Анатолий Белый: Здравствуйте Александр, здравствуйте всем!
Александр Генерозов: Ну, стихи-то читаете до сих пор?
Анатолий Белый: Скажу так: для души.
Александр Генерозов: Для всех знакомых с вашим творчеством, вы актер театра МХТ имени Чехова. И вот вы второй год с Театром Наций, с французским режиссером, да ещё в «Дяде Ване»! Что это было, попытка побега?
Анатолий Белый: Ну что ж вы так сразу провокативно спрашиваете? (смеется) Нет, никаких попыток побега, это было прекрасное предложение, от которого, естественно, не смог отказаться. Периодически актерам поступают предложения поучаствовать в спектаклях антрепризных и, например, в спектаклях в других театрах. Так вот в антрепризу я не хожу, и не ходил никогда. А вот предложение сыграть доктора Астрова в пьесе Чехова «Дядя Ваня» в постановке Стефана Брауншвейга – художественного руководителя Théâtre de l'Odéon в Париже. Совместно с такими потрясающими партнерами, как Евгений Миронов, Юлия Пересильд, Елизавета Боярская, Виктор Вержбицкий и далее по списку… Естественно, у меня никаких противопоказаний как у «доктора Астрова» не было. Я сразу согласился, одна из знаковых, в общем-то, ролей для актера-мужчины, и то, что она ко мне пришла, это просто чудо. И я согласился.
Александр Генерозов: Итак, «Дядю Ваню», пьесу Чехова, ставит французский режиссер. А чем любопытен сам по себе Стефан Брауншвейг, если опустить эпитеты «легендарный», «прославленный», «известный», расскажите нам простым языком?
Анатолий Белый: Стефан Брауншвейг для меня оказался очень русским, прежде всего.

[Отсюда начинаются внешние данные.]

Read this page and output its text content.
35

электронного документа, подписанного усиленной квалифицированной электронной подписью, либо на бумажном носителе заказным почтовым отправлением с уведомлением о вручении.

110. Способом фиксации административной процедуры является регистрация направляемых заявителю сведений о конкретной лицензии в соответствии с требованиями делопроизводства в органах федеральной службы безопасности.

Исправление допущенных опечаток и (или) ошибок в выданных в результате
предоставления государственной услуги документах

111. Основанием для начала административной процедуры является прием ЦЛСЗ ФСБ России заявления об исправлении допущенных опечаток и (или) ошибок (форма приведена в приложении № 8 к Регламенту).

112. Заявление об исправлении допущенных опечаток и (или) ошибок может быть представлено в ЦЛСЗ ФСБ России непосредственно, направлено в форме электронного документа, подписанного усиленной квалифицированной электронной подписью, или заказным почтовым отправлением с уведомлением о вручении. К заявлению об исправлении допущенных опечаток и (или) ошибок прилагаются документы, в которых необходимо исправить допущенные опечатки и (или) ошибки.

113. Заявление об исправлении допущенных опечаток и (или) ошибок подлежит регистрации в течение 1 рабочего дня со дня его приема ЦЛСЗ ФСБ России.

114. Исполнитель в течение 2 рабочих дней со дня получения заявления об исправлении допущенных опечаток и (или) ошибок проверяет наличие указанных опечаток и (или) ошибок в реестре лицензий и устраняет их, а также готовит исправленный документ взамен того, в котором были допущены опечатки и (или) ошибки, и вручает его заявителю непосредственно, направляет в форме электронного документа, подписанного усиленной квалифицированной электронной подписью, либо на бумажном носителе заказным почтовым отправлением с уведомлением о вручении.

Потому что всегда есть такой зазор, когда иностранный режиссёр, европейский в данном случае, ставит Чехова. И это всегда взгляд со стороны, это всегда другой, конечно же, Чехов. Но этот оказался прекрасным. Потому что взгляд изнутри и взгляд со стороны – это разные вещи, и иногда взгляд со стороны очень даже нужен. Потому что мы уже привыкли к какому-то своему Чехову, русские актёры знают, как играть Чехова, как английские – Шекспира. У нас постановки Чехова, и даже наша МХАТовская «Чайка» тому подтверждением недавняя – это очень острый, современный язык, порывистый. Какие-то отношения, и фразы, и построения. Интонации. Но, тем не менее, мы любим играть Чехова на контрапунктах. То есть, грубо говоря, если что-то там человеку плохо, он старается делать вид, что ему хорошо. Или наоборот. Здесь – напрочь всё это убрал Стефан, и сказал, что мы играем текст. Для русского актера услышать «играть текст» это нонсенс: «Это как это?», «Это же написано!», «Что же мы играть-то будем, оно же уже написано?». А он говорит: «А вы попробуйте сыграть то, что уже написано». И донести, что написано, простым языком театра.
Александр Генерозов: Но это же чеховская мысль? По-моему, он так и говорил актерам, и Стефан процитировал его, да?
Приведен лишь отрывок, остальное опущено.